I have a dict
and a polars DataFrame
and want to map one column to the values of the dict:
import polars as pl
df = pl.DataFrame({
'label': ['AA', 'BB', 'AA', 'CC'],
'type': ['CASH', 'ITEM', 'CHECK', 'CHECK'],
})
mapping = {
'CASH': {'qty': 1, 'origin': 'E'},
'ITEM': {'qty': -9, 'origin': 'A'},
'CHECK': {'qty': 46, 'origin': 'A'},
}
df.with_columns(pl.col('type').replace_strict(mapping).alias('mapped'))
This outputs
shape: (4, 3)
┌───────┬───────┬───────────┐
│ label ┆ type ┆ mapped │
│ --- ┆ --- ┆ --- │
│ str ┆ str ┆ struct[2] │
╞═══════╪═══════╪═══════════╡
│ AA ┆ CASH ┆ {1,"E"} │
│ BB ┆ ITEM ┆ {-9,"A"} │
│ AA ┆ CHECK ┆ {46,"A"} │
│ CC ┆ CHECK ┆ {46,"A"} │
└───────┴───────┴───────────┘
The problem is, it only takes the values of the dict and entirely drops the keys.
So I tried using replace_strict(mapping, return_dtype=pl.Object)
, but this gives error
File site-packages\polars\lazyframe\frame.py:2026,
in LazyFrame.collect(self, type_coercion, predicate_pushdown, projection_pushdown,
simplify_expression, slice_pushdown, comm_subplan_elim,
comm_subexpr_elim, cluster_with_columns, no_optimization,
streaming, engine, background, _eager, **_kwargs)
2024 # Only for testing purposes
2025 callback = _kwargs.get("post_opt_callback", callback)
-> 2026 return wrap_df(ldf.collect(callback))
InvalidOperationError: casting from Int64 to Unknown not supported
Ultimately, the output I am after is the table below.
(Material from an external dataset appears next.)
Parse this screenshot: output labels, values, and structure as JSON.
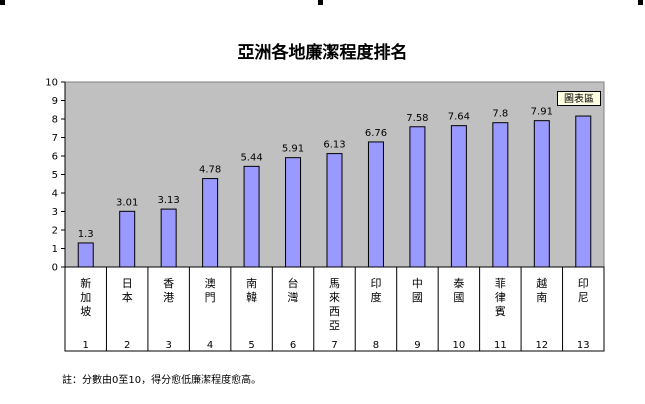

How do I achieve this?
shape: (4, 3)
┌───────┬───────┬─────────────────────────┐
│ label ┆ type ┆ mapped │
│ --- ┆ --- ┆ --- │
│ str ┆ str ┆ object │
╞═══════╪═══════╪═════════════════════════╡
│ AA ┆ CASH ┆ {"qty":1,"origin":"E"} │
│ BB ┆ ITEM ┆ {"qty":-9,"origin":"A"} │
│ AA ┆ CHECK ┆ {"qty":46,"origin":"A"} │
│ CC ┆ CHECK ┆ {"qty":46,"origin":"A"} │
└───────┴───────┴─────────────────────────┘
I am using polars==1.3.0
Just to be clear, polars doesn't drop the keys, it just implicitly converts python dictionaries to Struct
You can easily check it by using, for example, unnest()
:
res = df.with_columns(pl.col('type').replace_strict(mapping).alias('mapped'))
┌───────┬───────┬───────────┐
│ label ┆ type ┆ mapped │
│ --- ┆ --- ┆ --- │
│ str ┆ str ┆ struct[2] │
╞═══════╪═══════╪═══════════╡
│ AA ┆ CASH ┆ {1,"E"} │
│ BB ┆ ITEM ┆ {-9,"A"} │
│ AA ┆ CHECK ┆ {46,"A"} │
│ CC ┆ CHECK ┆ {46,"A"} │
└───────┴───────┴───────────┘
res.unnest('mapped')
┌───────┬───────┬─────┬────────┐
│ label ┆ type ┆ qty ┆ origin │
│ --- ┆ --- ┆ --- ┆ --- │
│ str ┆ str ┆ i64 ┆ str │
╞═══════╪═══════╪═════╪════════╡
│ AA ┆ CASH ┆ 1 ┆ E │
│ BB ┆ ITEM ┆ -9 ┆ A │
│ AA ┆ CHECK ┆ 46 ┆ A │
│ CC ┆ CHECK ┆ 46 ┆ A │
└───────┴───────┴─────┴────────┘
All the key names are there, you just don't see it in the text representation. So question is - do you actually need data in the column to be python dictionaries? It'd be much easier to work with native polars struct.